Unquestionably, Piketty has rendered an important service to humanity. More or less like the scientific proof that the International Panel on Climate Change (IPCC) has established for global warming.

In both cases, we have proof that the two problems – inequality and global warming – are results of human activity. They are not “acts of God,” a result of natural disasters, or even a question of human nature or a natural order or things. These justifications are pure ideology to defend inequality and the devastation of the planet, which are deeply linked since the increase in profits is very closely tied to the syndrome of increasing production that is destroying oceans, rainforests and using most natural resources in such a way that they will last for only a few generations.

The challenges are enormous. But at the same time, most people on our planet have access to education for the first time in history, and we have all the knowledge needed to make the changes. There are more scientists living today than in all previous generations.
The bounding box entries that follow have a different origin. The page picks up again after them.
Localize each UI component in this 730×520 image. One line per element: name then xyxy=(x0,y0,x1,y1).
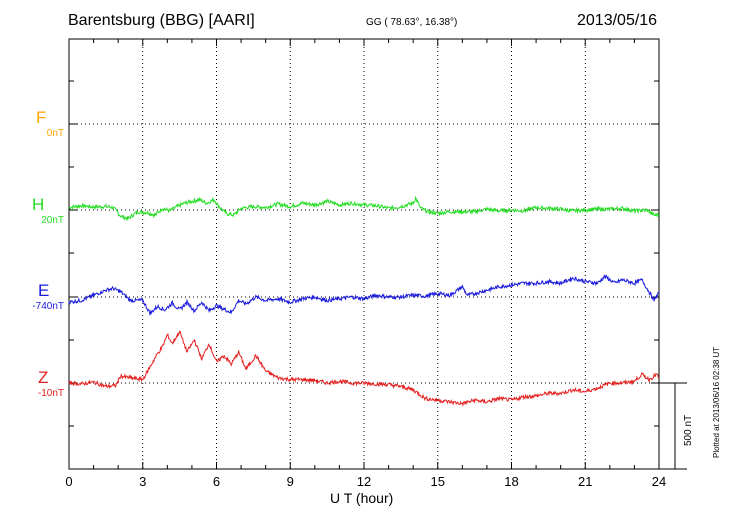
x-tick-label: 21 xyxy=(578,474,592,489)
component-h-name: H xyxy=(32,195,45,214)
x-tick-label: 24 xyxy=(652,474,666,489)
x-tick-label: 6 xyxy=(213,474,220,489)
x-tick-label: 15 xyxy=(431,474,445,489)
chart-title: Barentsburg (BBG) [AARI] xyxy=(68,12,255,29)
component-h-baseline: 20nT xyxy=(41,215,64,226)
plot-credit: Plotted at 2013/06/16 02:38 UT xyxy=(712,346,721,458)
data-series xyxy=(68,195,660,407)
component-z-label: Z -10nT xyxy=(20,368,64,399)
component-h-label: H 20nT xyxy=(22,195,64,226)
grid xyxy=(69,39,659,469)
series-h-line xyxy=(68,195,660,222)
component-e-baseline: -740nT xyxy=(32,301,64,312)
component-e-name: E xyxy=(38,281,50,300)
component-e-label: E -740nT xyxy=(16,281,64,312)
x-tick-label: 0 xyxy=(65,474,72,489)
component-f-name: F xyxy=(36,108,47,127)
series-z-line xyxy=(68,330,659,407)
x-tick-label: 12 xyxy=(357,474,371,489)
component-f-baseline: 0nT xyxy=(46,128,64,139)
component-z-name: Z xyxy=(38,368,49,387)
component-f-label: F 0nT xyxy=(30,108,64,139)
x-tick-label: 18 xyxy=(504,474,518,489)
scale-bar-label: 500 nT xyxy=(683,414,694,446)
x-tick-label: 9 xyxy=(287,474,294,489)
series-e-line xyxy=(68,274,660,316)
axis-ticks: 0 3 6 9 12 15 18 21 24 xyxy=(65,39,666,489)
x-axis-label: U T (hour) xyxy=(330,490,394,506)
station-coordinates: GG ( 78.63°, 16.38°) xyxy=(366,17,458,28)
scale-bar xyxy=(659,382,687,470)
x-tick-label: 3 xyxy=(139,474,146,489)
chart-date: 2013/05/16 xyxy=(577,12,658,29)
component-z-baseline: -10nT xyxy=(37,388,64,399)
We have the knowhow and the capacity. It is just of question of raising consciousness and organising. For people that embrace the CED approach, community or local ownership, is already within the set of goals.  Pursuing along this path is even more obvious if we want societies that are less unequal, including in revenue and wealth.


Yvon Poirier

Yvon Poirier is President of CCEDNet’s International Committee and Secretary of the Board. He has a long history of involvement in the labour and social movements in Québec and Canada and has been very active in the Intercontinental Network for the Promotion of the Social Solidarity Economy (RIPESS). He represents the CDÉC de Québec in CCEDNet.